I have found that my phone is sufficient for responding to email, taking notes and performing limited research, but between the screen size and the touch screen keyboard, I cannot write a full article on it. However, if your work needs primarily involve staying in touch and receiving emails, a smart phone might work for you.
My phone also offers the option to create a wireless hotspot at an additional monthly fee. As a hotspot, my phone will allow five different devices to connect to the internet. The major drawback is that the speed of connectivity is based on the speed of the phone. If we happen to be in an area with a strong signal, that’s great. If not, then we could experience speeds similar to dialup or worse. When using the hotspot function, I am limited to 5 gigabytes of data per month, like most AirCard solutions.
AirCards have gone in and out of favor since their debut in the early 2000s. An AirCard, also known as a mobile broadband card, allows you to connect your computer to a cellular network. The current iteration is known as 3G, or third generation. Fourth generation, or 4G, service promises speeds resembling traditional broadband, but is only available in specific major cities.
You must purchase both the AirCard and a monthly data plan. Some carriers, including Sprint and Clear, offer unlimited data for a single monthly fee on the 4G network. Others, such as Verizon, have monthly data caps on 4G. All carriers currently limit 3G access to 5 gigabytes per month.
Virgin Broadband2Go made a huge splash in late 2010 when the company announced that it was offering truly unlimited (no cap) 3G on a no-contract pre-paid basis for $40 per month. Unfortunately that offer was short-lived. Virgin announced last week that in February, it will begin capping data usage at 5 gigabytes per month. Some carriers, such as Virgin, slow down users’ speed when they exceed the limit. Others, such as Sprint, charge users a per-megabyte fee for excess usage.
To put the data cap in perspective, we had a Sprint Overdrive for several months. The Overdrive is a 3G/4G hybrid device that automatically connects to 4G when it is available, and 3G the rest of the time. In the year that we had the Overdrive, we were only in a 4G area once, for a few minutes. So we were subject to the 3G data cap every month. We had two computers connected to the device and were careful to avoid watching streaming video or listening to music. We turned off our automatic updates, and used settings in our browsers to prevent videos from automatically loading.
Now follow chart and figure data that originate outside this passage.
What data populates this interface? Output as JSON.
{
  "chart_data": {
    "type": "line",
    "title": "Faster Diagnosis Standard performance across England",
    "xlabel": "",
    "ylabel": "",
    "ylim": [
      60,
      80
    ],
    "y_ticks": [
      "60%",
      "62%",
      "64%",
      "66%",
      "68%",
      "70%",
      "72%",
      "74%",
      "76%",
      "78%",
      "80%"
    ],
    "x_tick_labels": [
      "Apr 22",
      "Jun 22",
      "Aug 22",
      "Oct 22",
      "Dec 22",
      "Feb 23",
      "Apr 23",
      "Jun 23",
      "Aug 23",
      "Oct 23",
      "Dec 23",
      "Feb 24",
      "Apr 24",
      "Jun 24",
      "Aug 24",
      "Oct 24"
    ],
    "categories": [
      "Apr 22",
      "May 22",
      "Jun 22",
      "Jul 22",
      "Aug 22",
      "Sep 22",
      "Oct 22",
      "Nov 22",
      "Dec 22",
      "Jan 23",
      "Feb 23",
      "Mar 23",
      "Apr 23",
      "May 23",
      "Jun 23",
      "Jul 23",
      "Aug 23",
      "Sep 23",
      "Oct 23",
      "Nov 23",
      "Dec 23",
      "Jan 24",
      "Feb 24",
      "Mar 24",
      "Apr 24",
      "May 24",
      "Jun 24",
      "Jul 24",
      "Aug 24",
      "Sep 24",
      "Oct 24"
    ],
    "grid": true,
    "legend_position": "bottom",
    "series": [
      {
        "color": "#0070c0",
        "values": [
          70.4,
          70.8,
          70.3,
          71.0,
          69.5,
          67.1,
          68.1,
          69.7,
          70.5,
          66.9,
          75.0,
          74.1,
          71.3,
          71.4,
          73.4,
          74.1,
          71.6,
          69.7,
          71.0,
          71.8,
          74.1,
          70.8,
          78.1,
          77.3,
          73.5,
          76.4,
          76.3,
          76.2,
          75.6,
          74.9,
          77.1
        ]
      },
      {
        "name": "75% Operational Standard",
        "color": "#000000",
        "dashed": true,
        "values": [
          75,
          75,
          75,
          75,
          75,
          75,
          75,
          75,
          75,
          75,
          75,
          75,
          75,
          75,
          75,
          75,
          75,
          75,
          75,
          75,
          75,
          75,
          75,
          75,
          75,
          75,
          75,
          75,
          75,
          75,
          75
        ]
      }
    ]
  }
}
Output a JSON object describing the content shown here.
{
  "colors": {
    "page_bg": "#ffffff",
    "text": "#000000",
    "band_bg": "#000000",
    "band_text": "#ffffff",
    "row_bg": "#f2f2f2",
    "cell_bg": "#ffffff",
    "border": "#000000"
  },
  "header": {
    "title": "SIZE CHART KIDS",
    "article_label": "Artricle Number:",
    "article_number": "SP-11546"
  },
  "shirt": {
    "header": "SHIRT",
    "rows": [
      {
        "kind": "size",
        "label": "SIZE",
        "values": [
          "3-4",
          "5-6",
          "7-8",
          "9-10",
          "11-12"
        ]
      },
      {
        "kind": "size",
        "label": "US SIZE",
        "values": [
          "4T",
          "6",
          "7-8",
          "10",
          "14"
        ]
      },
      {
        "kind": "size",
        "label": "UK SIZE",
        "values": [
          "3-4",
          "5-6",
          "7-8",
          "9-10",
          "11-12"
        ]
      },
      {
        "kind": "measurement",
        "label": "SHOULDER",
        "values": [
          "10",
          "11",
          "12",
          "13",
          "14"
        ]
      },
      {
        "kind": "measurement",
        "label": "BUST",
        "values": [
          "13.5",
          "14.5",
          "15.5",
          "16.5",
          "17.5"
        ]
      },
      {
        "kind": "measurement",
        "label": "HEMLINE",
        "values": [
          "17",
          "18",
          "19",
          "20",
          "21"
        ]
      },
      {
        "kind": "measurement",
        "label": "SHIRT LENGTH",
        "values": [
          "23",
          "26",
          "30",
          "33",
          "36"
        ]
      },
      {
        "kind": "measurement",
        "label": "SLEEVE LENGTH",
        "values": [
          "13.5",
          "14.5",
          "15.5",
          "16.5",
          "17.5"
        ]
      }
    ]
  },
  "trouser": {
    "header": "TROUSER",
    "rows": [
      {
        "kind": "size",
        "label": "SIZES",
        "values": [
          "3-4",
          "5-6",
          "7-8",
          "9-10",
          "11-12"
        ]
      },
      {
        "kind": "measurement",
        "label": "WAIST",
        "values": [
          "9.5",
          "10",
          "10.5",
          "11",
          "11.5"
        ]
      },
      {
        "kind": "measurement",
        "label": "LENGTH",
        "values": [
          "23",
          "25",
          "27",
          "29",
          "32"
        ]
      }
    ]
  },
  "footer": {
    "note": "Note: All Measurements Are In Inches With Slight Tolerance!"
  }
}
Despite these precautions, we exceeded our usage twice, both at a significant cost.
The major advantage to mobile broadband is the ability to use the service while traveling down the road. Dad usually drives, and I am able to settle back in my seat and write articles as we go. The air card works about as well as a cell phone–sometimes the signal drops when we enter a remote area, and the speed varies according to our distance from a cell tower. However, I have successfully connected from deep within a state park.
Satellite internet is the most expensive but most reliable option for long-term travelers. If you have an RV or house boat, you can have a dish permanently mounted, preventing the need to set it up and tear it down each time. Some systems also offer automatic pointing, saving you time in determining the proper coordinates.
The initial cost outlay is significant for a permanently mounted system, ranging from $3,000 to more than $20,000. Monthly fees range from $40 per month for a consumer-grade plan with a daily download cap of 200 megabytes to nearly $1000 per month for a commercial-grade plan with no download caps.
Due to price, we have decided not to invest in portable satellite internet at this time. We currently use the Virgin Broadband2Go mobile broadband service. Once the 5 gigabyte data limit kicks in next month, we may weigh our options yet again. The price of satellite equipment has fallen dramatically in the past five years, and we hope that it will continue to fall. Until and unless that happens, however, we will continue to use a mix of mobile broadband and Wi-Fi.